Hugin is an awesome panorama photo stitcher. It can optionally use a helper program -
autopano-sift-C - to pre-align the photos into a panorama automatically. Autopano searches for common elements (called
control points) between all the images and feeds them back to Hugin to put the puzzle together. Hugin works fine without it, but in that case control points need to be created manually, which can be a laborious task.
The
autopano-sift-C program is not shipped with
Fedora because it is patent-encumbered in the US (the SIFT algorithm it uses is patented by the University of British Columbia). It can be found, however, as an RPM package in the
RPM Fusion repository.
At this time Hugin has a problem loading more than 124 images at a time when
autopano-sift-C is in use. You get the following error message:
Could not execute command: autopano-sift-c
If you look in the X session errors there's this:
$ tail -2 ~/.xsession-errors
...AutoCtrlPointCreator.cpp:1a7) automatch(): Too many arguments for call to wxExecute()

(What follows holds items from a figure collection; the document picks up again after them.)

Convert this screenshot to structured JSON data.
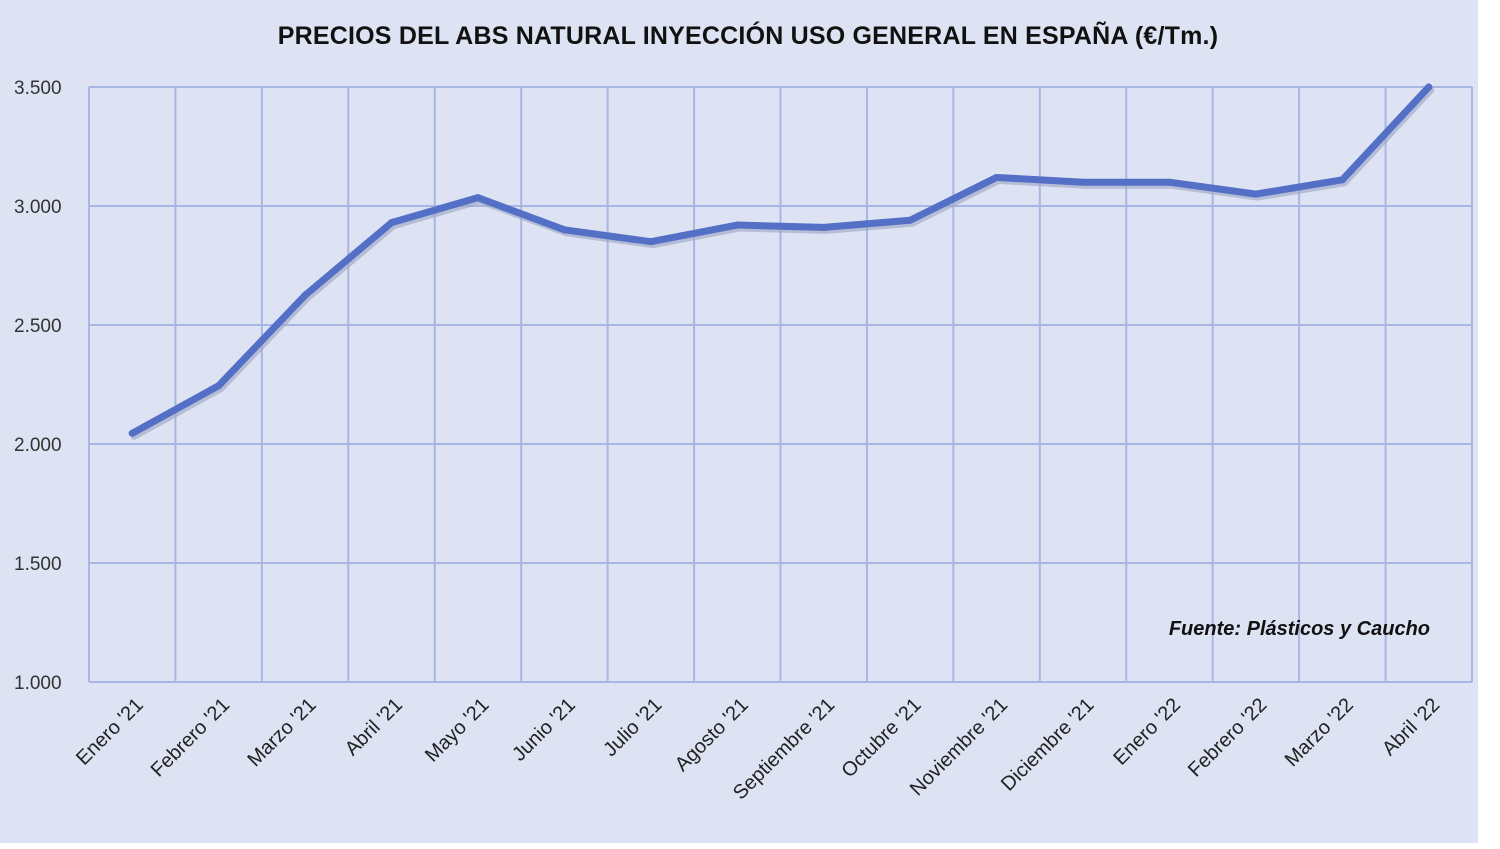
{
  "chart_data": {
    "type": "line",
    "title": "PRECIOS DEL ABS NATURAL INYECCIÓN  USO GENERAL EN ESPAÑA (€/Tm.)",
    "xlabel": "",
    "ylabel": "",
    "categories": [
      "Enero '21",
      "Febrero '21",
      "Marzo '21",
      "Abril '21",
      "Mayo '21",
      "Junio '21",
      "Julio '21",
      "Agosto '21",
      "Septiembre '21",
      "Octubre '21",
      "Noviembre '21",
      "Diciembre '21",
      "Enero '22",
      "Febrero '22",
      "Marzo '22",
      "Abril '22"
    ],
    "series": [
      {
        "values": [
          2045,
          2245,
          2625,
          2930,
          3035,
          2900,
          2850,
          2920,
          2910,
          2940,
          3120,
          3100,
          3100,
          3050,
          3110,
          3500
        ]
      }
    ],
    "ylim": [
      1000,
      3500
    ],
    "yticks": [
      1000,
      1500,
      2000,
      2500,
      3000,
      3500
    ],
    "ytick_labels": [
      "1.000",
      "1.500",
      "2.000",
      "2.500",
      "3.000",
      "3.500"
    ],
    "grid": true,
    "legend": "none",
    "annotation": "Fuente: Plásticos y Caucho",
    "colors": {
      "line": "#5470c6",
      "grid": "#a7b6e2",
      "background": "#dde3f3"
    }
  }
}
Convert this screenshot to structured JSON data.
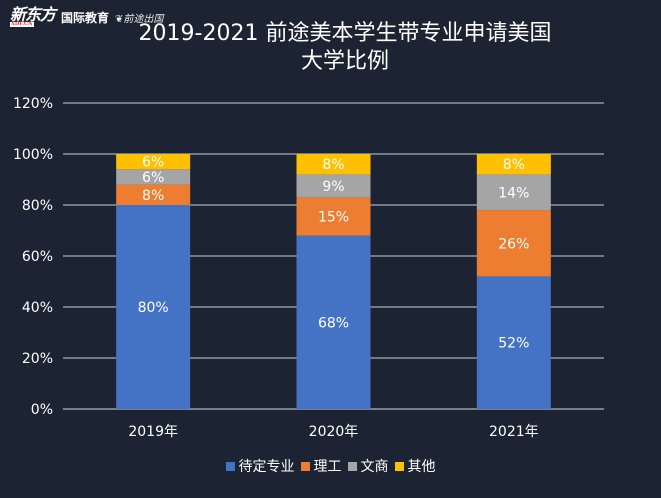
{
  "brand": {
    "logo_text": "新东方",
    "logo_url": "XDF.CN",
    "edu_label": "国际教育",
    "seal_text": "前途出国"
  },
  "chart_data": {
    "type": "bar",
    "stacked": true,
    "title": "2019-2021 前途美本学生带专业申请美国大学比例",
    "categories": [
      "2019年",
      "2020年",
      "2021年"
    ],
    "series": [
      {
        "name": "待定专业",
        "color": "#4472c4",
        "values": [
          80,
          68,
          52
        ],
        "labels": [
          "80%",
          "68%",
          "52%"
        ]
      },
      {
        "name": "理工",
        "color": "#ed7d31",
        "values": [
          8,
          15,
          26
        ],
        "labels": [
          "8%",
          "15%",
          "26%"
        ]
      },
      {
        "name": "文商",
        "color": "#a5a5a5",
        "values": [
          6,
          9,
          14
        ],
        "labels": [
          "6%",
          "9%",
          "14%"
        ]
      },
      {
        "name": "其他",
        "color": "#ffc000",
        "values": [
          6,
          8,
          8
        ],
        "labels": [
          "6%",
          "8%",
          "8%"
        ]
      }
    ],
    "ylim": [
      0,
      120
    ],
    "yticks": [
      "0%",
      "20%",
      "40%",
      "60%",
      "80%",
      "100%",
      "120%"
    ],
    "grid": true,
    "legend_position": "bottom"
  }
}
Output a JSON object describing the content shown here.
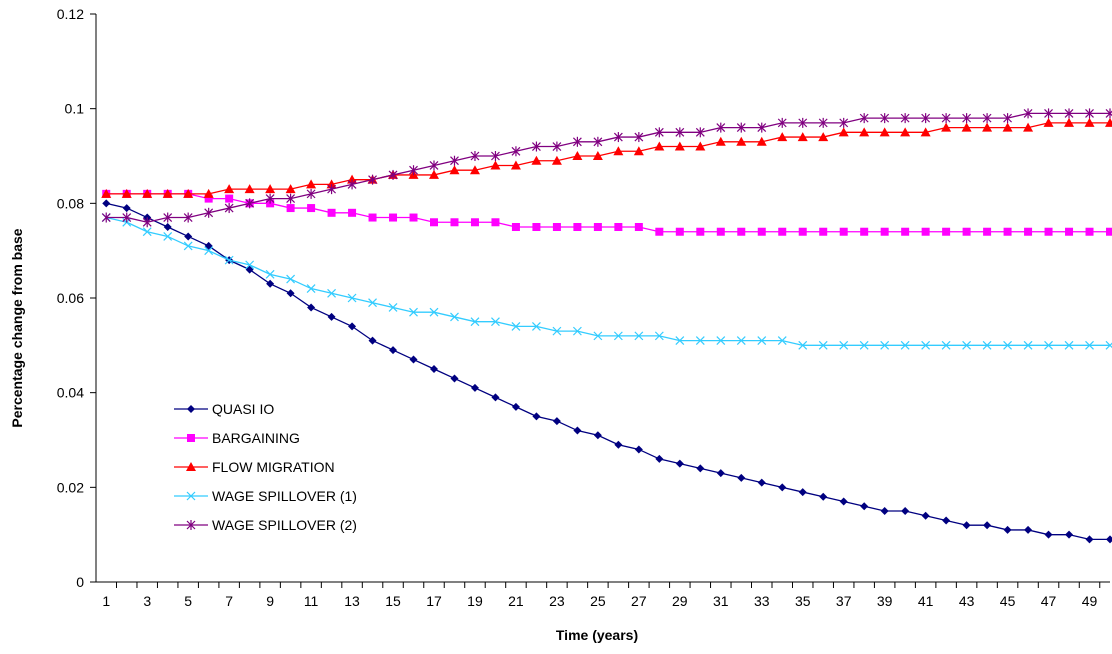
{
  "chart_data": {
    "type": "line",
    "title": "",
    "xlabel": "Time (years)",
    "ylabel": "Percentage change from base",
    "ylim": [
      0,
      0.12
    ],
    "yticks": [
      "0",
      "0.02",
      "0.04",
      "0.06",
      "0.08",
      "0.1",
      "0.12"
    ],
    "xlim": [
      1,
      50
    ],
    "xticks": [
      "1",
      "3",
      "5",
      "7",
      "9",
      "11",
      "13",
      "15",
      "17",
      "19",
      "21",
      "23",
      "25",
      "27",
      "29",
      "31",
      "33",
      "35",
      "37",
      "39",
      "41",
      "43",
      "45",
      "47",
      "49"
    ],
    "grid": false,
    "legend_position": "left-bottom",
    "x": [
      1,
      2,
      3,
      4,
      5,
      6,
      7,
      8,
      9,
      10,
      11,
      12,
      13,
      14,
      15,
      16,
      17,
      18,
      19,
      20,
      21,
      22,
      23,
      24,
      25,
      26,
      27,
      28,
      29,
      30,
      31,
      32,
      33,
      34,
      35,
      36,
      37,
      38,
      39,
      40,
      41,
      42,
      43,
      44,
      45,
      46,
      47,
      48,
      49,
      50
    ],
    "series": [
      {
        "name": "QUASI IO",
        "color": "#000080",
        "marker": "diamond",
        "values": [
          0.08,
          0.079,
          0.077,
          0.075,
          0.073,
          0.071,
          0.068,
          0.066,
          0.063,
          0.061,
          0.058,
          0.056,
          0.054,
          0.051,
          0.049,
          0.047,
          0.045,
          0.043,
          0.041,
          0.039,
          0.037,
          0.035,
          0.034,
          0.032,
          0.031,
          0.029,
          0.028,
          0.026,
          0.025,
          0.024,
          0.023,
          0.022,
          0.021,
          0.02,
          0.019,
          0.018,
          0.017,
          0.016,
          0.015,
          0.015,
          0.014,
          0.013,
          0.012,
          0.012,
          0.011,
          0.011,
          0.01,
          0.01,
          0.009,
          0.009
        ]
      },
      {
        "name": "BARGAINING",
        "color": "#ff00ff",
        "marker": "square",
        "values": [
          0.082,
          0.082,
          0.082,
          0.082,
          0.082,
          0.081,
          0.081,
          0.08,
          0.08,
          0.079,
          0.079,
          0.078,
          0.078,
          0.077,
          0.077,
          0.077,
          0.076,
          0.076,
          0.076,
          0.076,
          0.075,
          0.075,
          0.075,
          0.075,
          0.075,
          0.075,
          0.075,
          0.074,
          0.074,
          0.074,
          0.074,
          0.074,
          0.074,
          0.074,
          0.074,
          0.074,
          0.074,
          0.074,
          0.074,
          0.074,
          0.074,
          0.074,
          0.074,
          0.074,
          0.074,
          0.074,
          0.074,
          0.074,
          0.074,
          0.074
        ]
      },
      {
        "name": "FLOW MIGRATION",
        "color": "#ff0000",
        "marker": "triangle",
        "values": [
          0.082,
          0.082,
          0.082,
          0.082,
          0.082,
          0.082,
          0.083,
          0.083,
          0.083,
          0.083,
          0.084,
          0.084,
          0.085,
          0.085,
          0.086,
          0.086,
          0.086,
          0.087,
          0.087,
          0.088,
          0.088,
          0.089,
          0.089,
          0.09,
          0.09,
          0.091,
          0.091,
          0.092,
          0.092,
          0.092,
          0.093,
          0.093,
          0.093,
          0.094,
          0.094,
          0.094,
          0.095,
          0.095,
          0.095,
          0.095,
          0.095,
          0.096,
          0.096,
          0.096,
          0.096,
          0.096,
          0.097,
          0.097,
          0.097,
          0.097
        ]
      },
      {
        "name": "WAGE SPILLOVER (1)",
        "color": "#33ccff",
        "marker": "x",
        "values": [
          0.077,
          0.076,
          0.074,
          0.073,
          0.071,
          0.07,
          0.068,
          0.067,
          0.065,
          0.064,
          0.062,
          0.061,
          0.06,
          0.059,
          0.058,
          0.057,
          0.057,
          0.056,
          0.055,
          0.055,
          0.054,
          0.054,
          0.053,
          0.053,
          0.052,
          0.052,
          0.052,
          0.052,
          0.051,
          0.051,
          0.051,
          0.051,
          0.051,
          0.051,
          0.05,
          0.05,
          0.05,
          0.05,
          0.05,
          0.05,
          0.05,
          0.05,
          0.05,
          0.05,
          0.05,
          0.05,
          0.05,
          0.05,
          0.05,
          0.05
        ]
      },
      {
        "name": "WAGE SPILLOVER (2)",
        "color": "#800080",
        "marker": "star",
        "values": [
          0.077,
          0.077,
          0.076,
          0.077,
          0.077,
          0.078,
          0.079,
          0.08,
          0.081,
          0.081,
          0.082,
          0.083,
          0.084,
          0.085,
          0.086,
          0.087,
          0.088,
          0.089,
          0.09,
          0.09,
          0.091,
          0.092,
          0.092,
          0.093,
          0.093,
          0.094,
          0.094,
          0.095,
          0.095,
          0.095,
          0.096,
          0.096,
          0.096,
          0.097,
          0.097,
          0.097,
          0.097,
          0.098,
          0.098,
          0.098,
          0.098,
          0.098,
          0.098,
          0.098,
          0.098,
          0.099,
          0.099,
          0.099,
          0.099,
          0.099
        ]
      }
    ]
  }
}
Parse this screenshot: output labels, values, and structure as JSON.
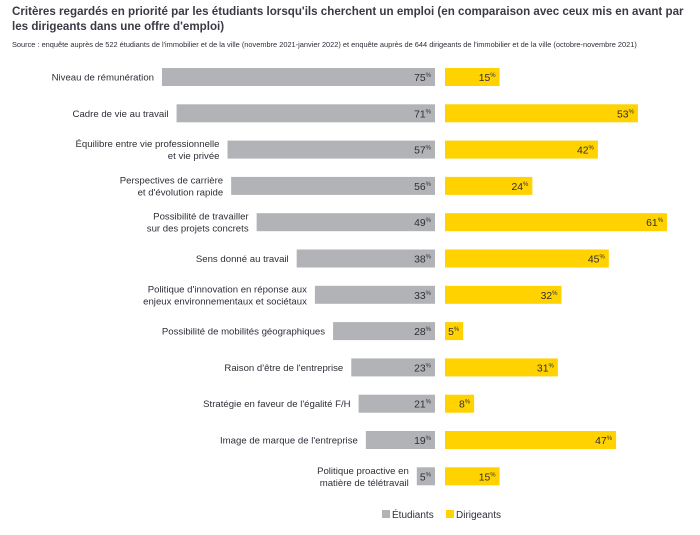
{
  "title": "Critères regardés en priorité par les étudiants lorsqu'ils cherchent un emploi (en comparaison avec ceux mis en avant par les dirigeants dans une offre d'emploi)",
  "source": "Source : enquête auprès de 522 étudiants de l'immobilier et de la ville (novembre 2021-janvier 2022) et enquête auprès de 644 dirigeants de l'immobilier et de la ville (octobre-novembre 2021)",
  "colors": {
    "etudiants": "#b2b3b6",
    "dirigeants": "#ffd200"
  },
  "value_suffix": "%",
  "chart_data": {
    "type": "bar",
    "orientation": "horizontal-butterfly",
    "title": "Critères regardés en priorité par les étudiants lorsqu'ils cherchent un emploi (en comparaison avec ceux mis en avant par les dirigeants dans une offre d'emploi)",
    "categories": [
      [
        "Niveau de rémunération"
      ],
      [
        "Cadre de vie au travail"
      ],
      [
        "Équilibre entre vie professionnelle",
        "et vie privée"
      ],
      [
        "Perspectives de carrière",
        "et d'évolution rapide"
      ],
      [
        "Possibilité de travailler",
        "sur des projets concrets"
      ],
      [
        "Sens donné au travail"
      ],
      [
        "Politique d'innovation en réponse aux",
        "enjeux environnementaux et sociétaux"
      ],
      [
        "Possibilité de mobilités géographiques"
      ],
      [
        "Raison d'être de l'entreprise"
      ],
      [
        "Stratégie en faveur de l'égalité F/H"
      ],
      [
        "Image de marque de l'entreprise"
      ],
      [
        "Politique proactive en",
        "matière de télétravail"
      ]
    ],
    "series": [
      {
        "name": "Étudiants",
        "values": [
          75,
          71,
          57,
          56,
          49,
          38,
          33,
          28,
          23,
          21,
          19,
          5
        ]
      },
      {
        "name": "Dirigeants",
        "values": [
          15,
          53,
          42,
          24,
          61,
          45,
          32,
          5,
          31,
          8,
          47,
          15
        ]
      }
    ],
    "unit": "%",
    "xlim": [
      0,
      100
    ],
    "legend": "bottom-right",
    "grid": false
  }
}
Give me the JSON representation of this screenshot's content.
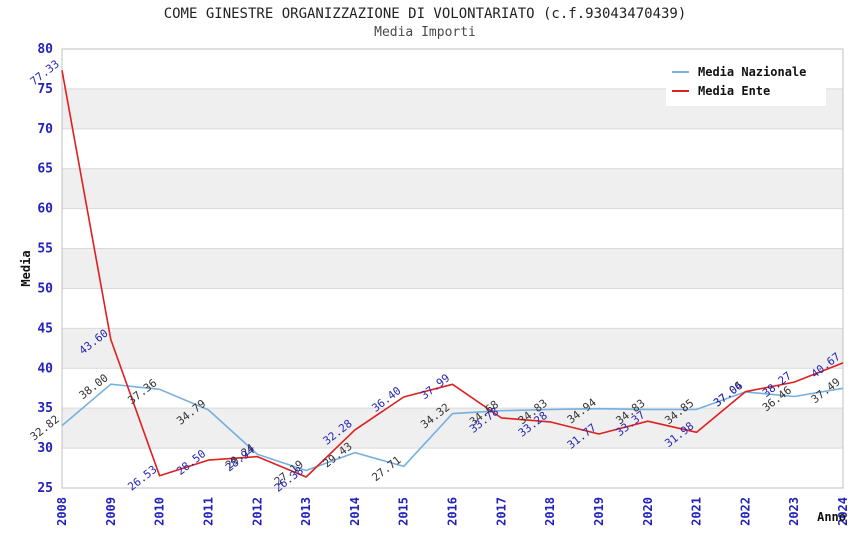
{
  "title": "COME GINESTRE ORGANIZZAZIONE DI VOLONTARIATO (c.f.93043470439)",
  "subtitle": "Media Importi",
  "axes": {
    "y_label": "Media",
    "x_label": "Anno",
    "y_min": 25,
    "y_max": 80,
    "y_step": 5,
    "y_ticks": [
      25,
      30,
      35,
      40,
      45,
      50,
      55,
      60,
      65,
      70,
      75,
      80
    ],
    "x_ticks": [
      "2008",
      "2009",
      "2010",
      "2011",
      "2012",
      "2013",
      "2014",
      "2015",
      "2016",
      "2017",
      "2018",
      "2019",
      "2020",
      "2021",
      "2022",
      "2023",
      "2024"
    ]
  },
  "chart_data": {
    "type": "line",
    "title": "COME GINESTRE ORGANIZZAZIONE DI VOLONTARIATO (c.f.93043470439) - Media Importi",
    "xlabel": "Anno",
    "ylabel": "Media",
    "ylim": [
      25,
      80
    ],
    "grid": "horizontal-gridlines-with-alternating-bands",
    "legend_position": "top-right",
    "categories": [
      2008,
      2009,
      2010,
      2011,
      2012,
      2013,
      2014,
      2015,
      2016,
      2017,
      2018,
      2019,
      2020,
      2021,
      2022,
      2023,
      2024
    ],
    "series": [
      {
        "name": "Media Nazionale",
        "color": "#76b0e0",
        "label_color": "#333333",
        "values": [
          32.82,
          38.0,
          37.36,
          34.79,
          29.24,
          27.19,
          29.43,
          27.71,
          34.32,
          34.68,
          34.83,
          34.94,
          34.83,
          34.85,
          37.04,
          36.46,
          37.49
        ]
      },
      {
        "name": "Media Ente",
        "color": "#dd2020",
        "label_color": "#2525b5",
        "values": [
          77.33,
          43.6,
          26.53,
          28.5,
          28.94,
          26.38,
          32.28,
          36.4,
          37.99,
          33.78,
          33.28,
          31.77,
          33.37,
          31.98,
          37.06,
          38.27,
          40.67
        ]
      }
    ]
  },
  "colors": {
    "tick_label": "#2222bb",
    "axis_label": "#111111",
    "gridline": "#d9d9d9",
    "plot_border": "#c0c0c0",
    "band_fill": "#efefef",
    "background": "#ffffff"
  }
}
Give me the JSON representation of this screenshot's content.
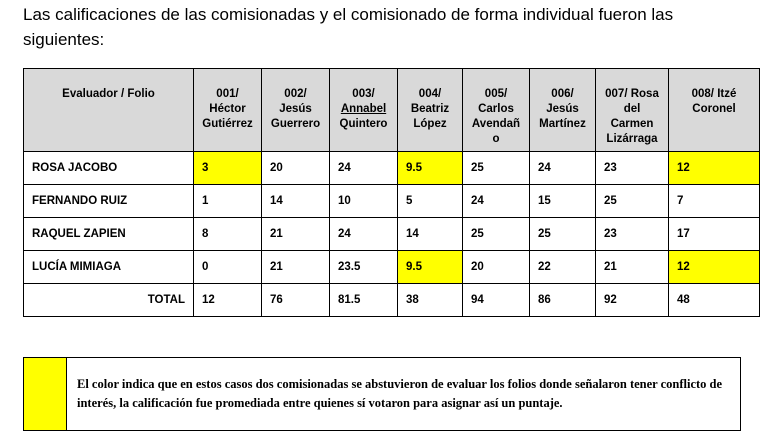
{
  "intro": "Las calificaciones de las comisionadas y el comisionado de forma individual fueron las siguientes:",
  "table": {
    "header_eval": "Evaluador / Folio",
    "columns": [
      {
        "l1": "001/",
        "l2": "Héctor",
        "l3": "Gutiérrez",
        "l4": ""
      },
      {
        "l1": "002/",
        "l2": "Jesús",
        "l3": "Guerrero",
        "l4": ""
      },
      {
        "l1": "003/",
        "l2": "Annabel",
        "l3": "Quintero",
        "l4": ""
      },
      {
        "l1": "004/",
        "l2": "Beatriz",
        "l3": "López",
        "l4": ""
      },
      {
        "l1": "005/",
        "l2": "Carlos",
        "l3": "Avendañ",
        "l4": "o"
      },
      {
        "l1": "006/",
        "l2": "Jesús",
        "l3": "Martínez",
        "l4": ""
      },
      {
        "l1": "007/ Rosa",
        "l2": "del",
        "l3": "Carmen",
        "l4": "Lizárraga"
      },
      {
        "l1": "008/ Itzé",
        "l2": "Coronel",
        "l3": "",
        "l4": ""
      }
    ],
    "rows": [
      {
        "name": "ROSA JACOBO",
        "values": [
          "3",
          "20",
          "24",
          "9.5",
          "25",
          "24",
          "23",
          "12"
        ]
      },
      {
        "name": "FERNANDO RUIZ",
        "values": [
          "1",
          "14",
          "10",
          "5",
          "24",
          "15",
          "25",
          "7"
        ]
      },
      {
        "name": "RAQUEL ZAPIEN",
        "values": [
          "8",
          "21",
          "24",
          "14",
          "25",
          "25",
          "23",
          "17"
        ]
      },
      {
        "name": "LUCÍA MIMIAGA",
        "values": [
          "0",
          "21",
          "23.5",
          "9.5",
          "20",
          "22",
          "21",
          "12"
        ]
      }
    ],
    "total": {
      "label": "TOTAL",
      "values": [
        "12",
        "76",
        "81.5",
        "38",
        "94",
        "86",
        "92",
        "48"
      ]
    }
  },
  "colors": {
    "highlight": "#ffff00",
    "header_bg": "#d9d9d9"
  },
  "note": "El color indica que en estos casos dos comisionadas se abstuvieron de evaluar los folios donde señalaron tener conflicto de interés, la calificación fue promediada entre quienes sí votaron para asignar así un puntaje."
}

...AutoCtrlPointCreator.cpp:1a8) automatch(): Try using the %s parameter in preferences
The problem is that autopano-sift-c takes the image names separately on the command line and Hugin can't pass more than 127 parameters to it (this being a limitation of the toolkit it uses). The quick and dirty solution is to use an external script to convert a file containing image filenames to parameters:
#!/bin/bash
# Change Hugin Preferences -> Autopano as follows:
# Autopano-SIFT: path to this script
# Arguments: --maxmatches %p %o %namefile
dos2unix $4
exec autopano-sift-c --align $1 $2 $3 `cat $4`
And voila! Hugin can now load and prealign very large image sets. If you have spaces in filenames then you might need to massage that last part a bit to quote each name, but otherwise this should work just fine.